Wednesday, April 8, 2009

Kansas?

I've never actually been to Kansas. But it's the first phrase that I thought of when I came out of the fog, about a week after surgery, and started writing my thoughts.

Can't I click my heels together three times and be transported back to 5 weeks and 1 day ago? I read a series of questions on Glow in the Woods yesterday. One of them really got me thinking... Imagine being able to step back in time and whisper into the ear of your past self the day after your baby died. What would you say?

I don't really know how to answer that question yet, but it's got my mind turning for now.

In less heavy matters (or maybe more heavy!)... I went to my new yoga class last night. I should have known this wasn't going to be my typical power yoga session when I walked in and the room was filled with middle aged overweight women. Ding Ding Ding, Collect your mat and proceed to the treadmill!!! But I didn't, I stayed thinking maybe with the recent surgery this would be more my pace now.... We breathed for 25 minutes. I'm all about breathing and connecting breath with movement, but there was more breathing and very little movement. I'm going to need to get my heartrate above 75 BPM in order to feel like I've actually done something.

I thought about cancelling out of the class, but I think the change of pace might not be a bad thing for me. It might force me, for an hour a week, to just let go. Plus, when I have my next surgery, I'll need something at a much slower pace again. So, inhaling and exhaling I go, all the way down the yellow brick road.

We're seeing our psychologist again today. We've seen her once, 3 weeks after the surgery. We both liked her. I'm looking forward to the session today. A lot has gone on in the last 2 weeks, from going back to work, my best friend having her baby, and my FIL moving back to town. They should each have their own post!

I also want to talk to the psychologist about my spending, which has drastically increased since the surgery. Some people over eat, some people are alcoholics, I've been shopping. I know my bank account does not have an endless balance, so it can't last forever, right? Funny thing is that when I buy something it only makes me happy for a few minutes. But at this rate I'll take what I can get. A little is better than none. I am interested to see what the psychologist has to say about it though.

I did have a ring custom made. I just got it a few days ago. It's aquamarine (March's birthstone). I figured it would be more reliable than planting a tree (hello, what if the tree died? or we move?). As if a piece of jewelry could replace a baby. Anyways, it came out great, I love it, and it makes my heart happy.

I feel like I need a hobby. I was thinking about taking up painting. But then I think, what if I suck at it? And I can't take the risk of failure. The price is too high right now. We'll see. Maybe something else.


I'm also having my blood drawn again today. The pregnancy hormone should be back down to zero by now, which is what they've told me the last 2 times I've had it done. It's okay though, anything to avoid the methotrexate injection.

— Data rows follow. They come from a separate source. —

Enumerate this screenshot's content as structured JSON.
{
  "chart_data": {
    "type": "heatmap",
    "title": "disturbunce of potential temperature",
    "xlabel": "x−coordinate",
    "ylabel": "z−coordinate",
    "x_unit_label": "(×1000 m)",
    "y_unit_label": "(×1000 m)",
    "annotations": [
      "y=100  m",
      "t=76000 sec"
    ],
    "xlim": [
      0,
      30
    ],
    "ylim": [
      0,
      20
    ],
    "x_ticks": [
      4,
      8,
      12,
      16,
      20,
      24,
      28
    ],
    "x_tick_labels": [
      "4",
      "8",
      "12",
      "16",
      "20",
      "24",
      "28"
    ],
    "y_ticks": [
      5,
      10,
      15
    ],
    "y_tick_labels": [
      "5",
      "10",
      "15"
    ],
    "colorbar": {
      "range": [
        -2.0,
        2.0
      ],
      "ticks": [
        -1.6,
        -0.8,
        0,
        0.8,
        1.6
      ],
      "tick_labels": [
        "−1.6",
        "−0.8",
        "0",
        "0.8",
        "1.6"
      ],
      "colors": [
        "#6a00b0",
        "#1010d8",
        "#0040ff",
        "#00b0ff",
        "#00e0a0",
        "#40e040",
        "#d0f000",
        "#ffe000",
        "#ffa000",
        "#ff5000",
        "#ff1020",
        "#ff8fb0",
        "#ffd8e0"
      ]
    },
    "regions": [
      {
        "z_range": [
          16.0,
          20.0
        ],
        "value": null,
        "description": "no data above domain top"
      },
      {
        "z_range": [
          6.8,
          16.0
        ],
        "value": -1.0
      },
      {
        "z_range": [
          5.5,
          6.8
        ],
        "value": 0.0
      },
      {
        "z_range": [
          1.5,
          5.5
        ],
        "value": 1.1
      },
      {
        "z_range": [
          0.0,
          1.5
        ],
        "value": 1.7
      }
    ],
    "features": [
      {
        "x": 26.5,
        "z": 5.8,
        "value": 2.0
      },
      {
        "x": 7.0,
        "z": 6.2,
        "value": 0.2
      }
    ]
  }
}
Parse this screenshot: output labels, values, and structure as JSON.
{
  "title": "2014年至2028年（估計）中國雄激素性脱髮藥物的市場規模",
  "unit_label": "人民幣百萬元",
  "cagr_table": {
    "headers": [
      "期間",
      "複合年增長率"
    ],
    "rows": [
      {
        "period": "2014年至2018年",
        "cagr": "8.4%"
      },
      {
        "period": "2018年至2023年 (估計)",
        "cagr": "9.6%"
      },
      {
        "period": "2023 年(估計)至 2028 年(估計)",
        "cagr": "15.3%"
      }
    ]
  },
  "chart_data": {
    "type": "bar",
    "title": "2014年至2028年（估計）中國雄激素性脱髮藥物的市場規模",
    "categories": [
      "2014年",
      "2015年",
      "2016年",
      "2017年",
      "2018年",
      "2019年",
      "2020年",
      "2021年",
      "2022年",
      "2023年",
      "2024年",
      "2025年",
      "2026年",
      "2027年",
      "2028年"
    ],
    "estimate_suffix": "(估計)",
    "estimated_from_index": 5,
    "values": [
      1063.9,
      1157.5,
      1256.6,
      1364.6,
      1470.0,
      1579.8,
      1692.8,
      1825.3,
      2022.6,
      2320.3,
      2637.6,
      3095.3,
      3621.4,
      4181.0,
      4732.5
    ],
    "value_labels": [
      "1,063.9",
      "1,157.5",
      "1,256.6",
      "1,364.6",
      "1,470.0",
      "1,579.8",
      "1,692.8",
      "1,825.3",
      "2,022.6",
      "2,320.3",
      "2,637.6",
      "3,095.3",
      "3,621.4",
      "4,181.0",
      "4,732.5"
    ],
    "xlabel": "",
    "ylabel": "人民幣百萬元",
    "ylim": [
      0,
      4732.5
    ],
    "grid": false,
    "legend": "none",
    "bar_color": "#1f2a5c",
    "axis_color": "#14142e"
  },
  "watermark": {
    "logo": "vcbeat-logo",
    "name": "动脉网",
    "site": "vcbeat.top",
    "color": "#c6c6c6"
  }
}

Sometimes it all feels like a dream. Like it couldn't have really happened. I think that feeling has to do with being at work and around people that don't know about it all. I find myself continually replaying it in my head so that I don't forget. Like if I don't focus on it all the time I'll forget about it all together. Needless to say, I've been having a hard time focusing on work. I didn't sleep well last night. I haven't been sleeping well for quite a while. I'm exhausted and unmotivated today. I talked to my mom on the way in to work this morning. She called to see how I was doing. Before we hung up she said she wanted me to know that she hasn't forgotten. I started to cry. I'm starting to cry now thinking about it.